Técnicas tradicionais de relaxamento — como ioga, meditação, músicas tranquilas ou exercícios de respiração — nem sempre funcionam para todos. Para algumas pessoas, práticas menos convencionais têm ganhado espaço como alternativas de alívio psicológico. Entre elas está o chamado jogo de impacto, que envolve palmadas consensuais durante a relação sexual.
Segundo especialistas, estímulos dolorosos controlados podem ajudar a interromper ciclos de pensamentos ansiosos, especialmente em pessoas com ansiedade ou TDAH, ao trazer o foco para o momento presente.
Lisa Finn, educadora sexual da Babeland, em Nova York, explica que esse tipo de prática ativa substâncias naturais de bem-estar no corpo.
“Estímulos dolorosos controlados desencadeiam a liberação de endorfinas e endocanabinoides, que funcionam como analgésicos naturais e elevadores de humor”, afirmou ao The Post.
Ela acrescenta que, quando combinada com a excitação sexual, essa sensação intensa pode se transformar em prazer, devido à alteração nos níveis de dopamina e oxitocina.
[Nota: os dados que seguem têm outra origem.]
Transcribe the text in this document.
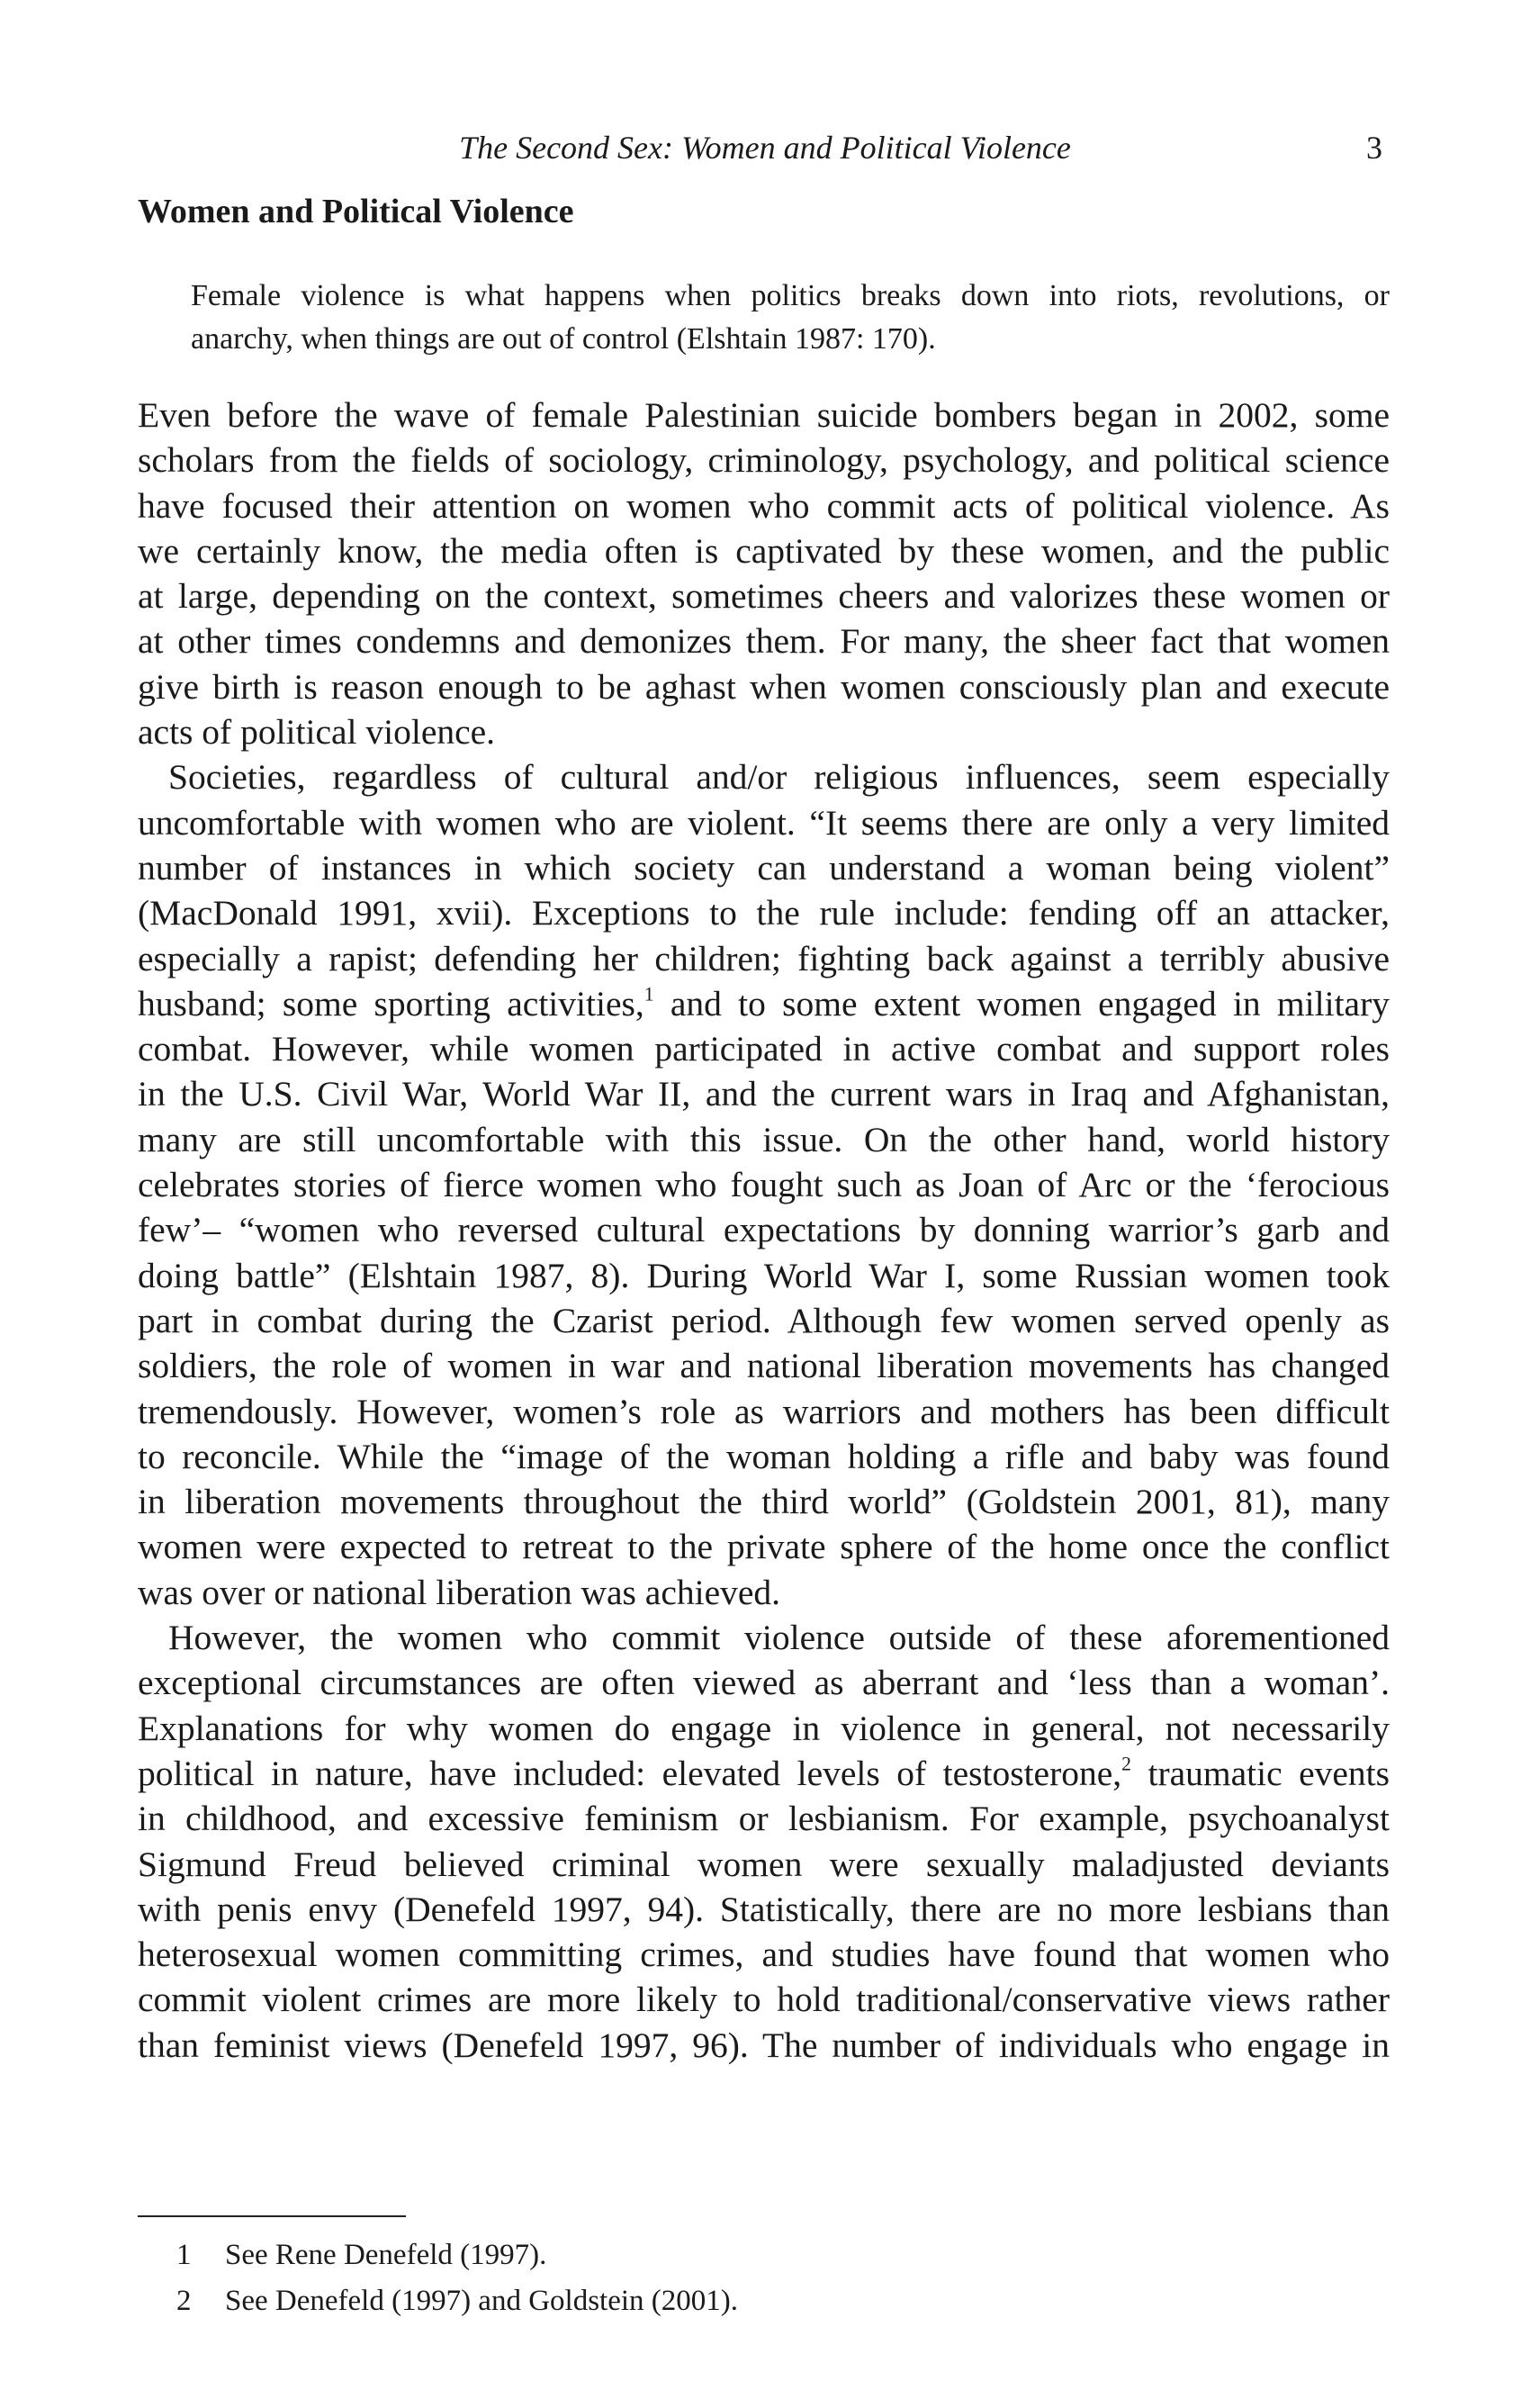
The Second Sex: Women and Political Violence	3
Women and Political Violence
Female violence is what happens when politics breaks down into riots, revolutions, or
anarchy, when things are out of control (Elshtain 1987: 170).
Even before the wave of female Palestinian suicide bombers began in 2002, some
scholars from the fields of sociology, criminology, psychology, and political science
have focused their attention on women who commit acts of political violence. As
we certainly know, the media often is captivated by these women, and the public
at large, depending on the context, sometimes cheers and valorizes these women or
at other times condemns and demonizes them. For many, the sheer fact that women
give birth is reason enough to be aghast when women consciously plan and execute
acts of political violence.
Societies, regardless of cultural and/or religious influences, seem especially
uncomfortable with women who are violent. “It seems there are only a very limited
number of instances in which society can understand a woman being violent”
(MacDonald 1991, xvii). Exceptions to the rule include: fending off an attacker,
especially a rapist; defending her children; fighting back against a terribly abusive
husband; some sporting activities,$^1$ and to some extent women engaged in military
combat. However, while women participated in active combat and support roles
in the U.S. Civil War, World War II, and the current wars in Iraq and Afghanistan,
many are still uncomfortable with this issue. On the other hand, world history
celebrates stories of fierce women who fought such as Joan of Arc or the ‘ferocious
few’– “women who reversed cultural expectations by donning warrior’s garb and
doing battle” (Elshtain 1987, 8). During World War I, some Russian women took
part in combat during the Czarist period. Although few women served openly as
soldiers, the role of women in war and national liberation movements has changed
tremendously. However, women’s role as warriors and mothers has been difficult
to reconcile. While the “image of the woman holding a rifle and baby was found
in liberation movements throughout the third world” (Goldstein 2001, 81), many
women were expected to retreat to the private sphere of the home once the conflict
was over or national liberation was achieved.
However, the women who commit violence outside of these aforementioned
exceptional circumstances are often viewed as aberrant and ‘less than a woman’.
Explanations for why women do engage in violence in general, not necessarily
political in nature, have included: elevated levels of testosterone,$^2$ traumatic events
in childhood, and excessive feminism or lesbianism. For example, psychoanalyst
Sigmund Freud believed criminal women were sexually maladjusted deviants
with penis envy (Denefeld 1997, 94). Statistically, there are no more lesbians than
heterosexual women committing crimes, and studies have found that women who
commit violent crimes are more likely to hold traditional/conservative views rather
than feminist views (Denefeld 1997, 96). The number of individuals who engage in
1 See Rene Denefeld (1997).
2 See Denefeld (1997) and Goldstein (2001).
Pesquisas também indicam que a excitação prévia pode atuar como um analgésico, modulando a forma como o corpo interpreta a dor.
Para pessoas com ansiedade, o elemento central é o controle — algo que o jogo de impacto pode abordar de duas formas:
- Para quem assume o papel dominante, a prática canaliza energia para um tipo de controle estruturado.
- Para quem assume o papel submisso, há a possibilidade de abrir mão do controle em um ambiente considerado seguro e consensual.
Apesar dos possíveis benefícios, Finn reforça que comunicação e consentimento são indispensáveis. Ela recomenda que os parceiros avaliem o nível de intensidade por meio de uma escala simples, de 1 a 10.
“Após cada palmada, quem a recebe indica um número: 1 significa que quase não sentiu e 10 indica que foi doloroso demais. Isso ajuda a calibrar a intensidade, já que a percepção de dor varia entre as pessoas”, explica.
Além disso, a especialista orienta que o casal realize uma “negociação pré-cena”, momento no qual são definidos limites físicos, emocionais e mentais, expectativas e desejos, além da palavra de segurança que deve ser respeitada durante toda a prática.
Um estudo de 2016 já sugeria que participantes envolvidos em atividades BDSM consensuais — especialmente no papel submisso — apresentaram redução significativa de estresse psicológico após as práticas.
Para curiosos que buscam explorar alternativas de alívio emocional, Finn considera as palmadas um ponto de partida acessível.
“É uma prática versátil, que pode ser leve ou mais intensa, e facilmente adaptada às preferências do casal”, comenta.
Apesar do possível efeito terapêutico, a especialista destaca que tais práticas não substituem cuidados médicos ou acompanhamento psicológico.
“Podem ser ferramentas úteis no manejo da ansiedade e do estresse, mas devem complementar, e não substituir, tratamentos de saúde mental”, concluiu.